The Algorithm Will See You Now

Inside the quiet revolution reshaping how doctors make decisions

A vintage typewriter on a wooden desk
Algorithms are the new ink.

The software makes a recommendation. The doctor reviews it, or doesn’t. The patient never knows an algorithm was involved. This is the quiet revolution reshaping clinical medicine.

The economy of prediction

We have built an entire economy around clinical prediction. Startups promise to catch cancers earlier, flag deteriorating patients sooner, identify drug interactions faster. The pitch decks are compelling. The evidence base is thinner than the marketing suggests.

AI in healthcare is often framed as augmentation. But there is nothing augmenting about a system that shapes decisions without accountability.

The pressure to adopt is immense. Deploying AI is cast as innovative, necessary, inevitable. Questioning it is reframed as Luddism or, worse, as resistance to progress that could save lives.

The cost of automation

Clinicians who work with these systems often describe a peculiar form of deskilling. The recommendation appears, confident in its probability score, yet somehow the clinical reasoning that produced it remains opaque. It has been processed, weighted, fitted into models that serve purposes far removed from this patient.

The alert fatigue is predictable. The automation bias, well-documented. But even trust can become a burden when it flows in one direction from systems that cannot explain themselves.
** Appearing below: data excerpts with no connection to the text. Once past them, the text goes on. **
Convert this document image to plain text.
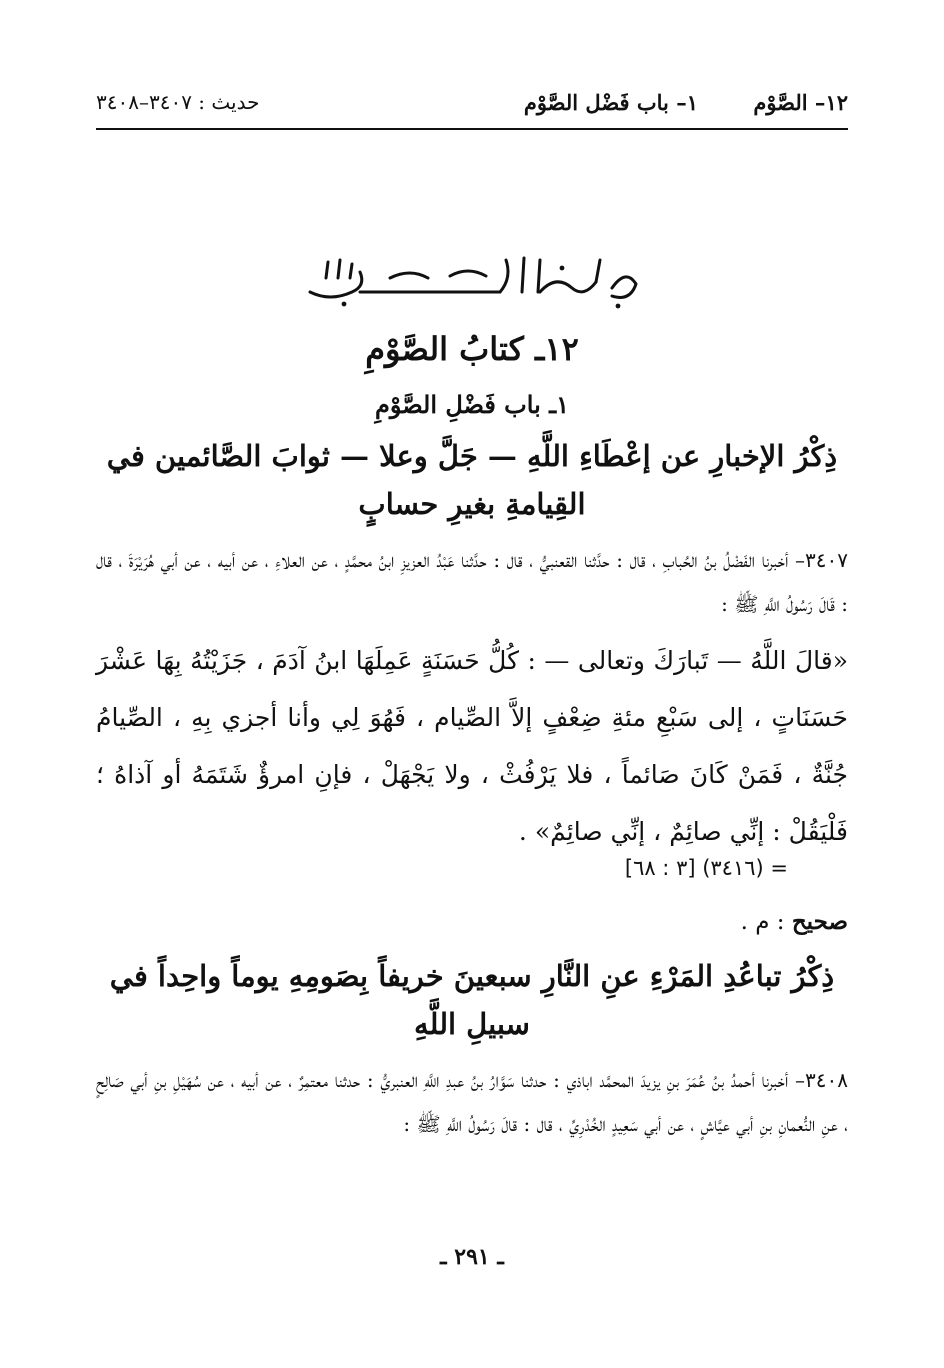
١٢– الصَّوْم
١– باب فَضْل الصَّوْم
حديث : ٣٤٠٧–٣٤٠٨
١٢ـ كتابُ الصَّوْمِ
١ـ باب فَضْلِ الصَّوْمِ
ذِكْرُ الإخبارِ عن إعْطَاءِ اللَّهِ — جَلَّ وعلا — ثوابَ الصَّائمين في القِيامةِ بغيرِ حسابٍ
٣٤٠٧– أخبرنا الفَضْلُ بنُ الحُبابِ ، قال : حدَّثنا القعنبيُّ ، قال : حدَّثنا عَبْدُ العزيزِ ابنُ محمَّدٍ ، عن العلاءِ ، عن أبيه ، عن أبي هُرَيْرَةَ ، قال : قَالَ رَسُولُ اللَّهِ ﷺ :
«قالَ اللَّهُ — تَبارَكَ وتعالى — : كُلُّ حَسَنَةٍ عَمِلَهَا ابنُ آدَمَ ، جَزَيْتُهُ بِهَا عَشْرَ حَسَنَاتٍ ، إلى سَبْعِ مئةِ ضِعْفٍ إلاَّ الصِّيام ، فَهُوَ لِي وأنا أجزي بِهِ ، الصِّيامُ جُنَّةٌ ، فَمَنْ كَانَ صَائماً ، فلا يَرْفُثْ ، ولا يَجْهَلْ ، فإنِ امرؤٌ شَتَمَهُ أو آذاهُ ؛ فَلْيَقُلْ : إنِّي صائِمٌ ، إنِّي صائِمٌ» .
= (٣٤١٦) [٣ : ٦٨]
صحيح : م .
ذِكْرُ تباعُدِ المَرْءِ عنِ النَّارِ سبعينَ خريفاً بِصَومِهِ يوماً واحِداً في سبيلِ اللَّهِ
٣٤٠٨– أخبرنا أحمدُ بنُ عُمَرَ بنِ يزيدَ المحمَّد اباذي : حدثنا سَوَّارُ بنُ عبدِ اللَّهِ العنبريُّ : حدثنا معتمِرٌ ، عن أبيه ، عن سُهَيْلِ بنِ أبي صَالِحٍ ، عنِ النُّعمانِ بنِ أبي عيَّاشٍ ، عن أبي سَعِيدٍ الخُدْرِيِّ ، قال : قالَ رَسُولُ اللَّهِ ﷺ :
ـ ٢٩١ ـ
Toward a different practice

There must be ways to harness computational power without surrendering clinical judgment. Ways to build decision support that supports rather than supplants. Ways to deploy AI that do not require patients to become unwitting participants in unvalidated experiments.

These alternatives are harder. They are slower. They do not generate the valuations that drive health tech investment. But they might, in the end, serve both innovation and the people it claims to help.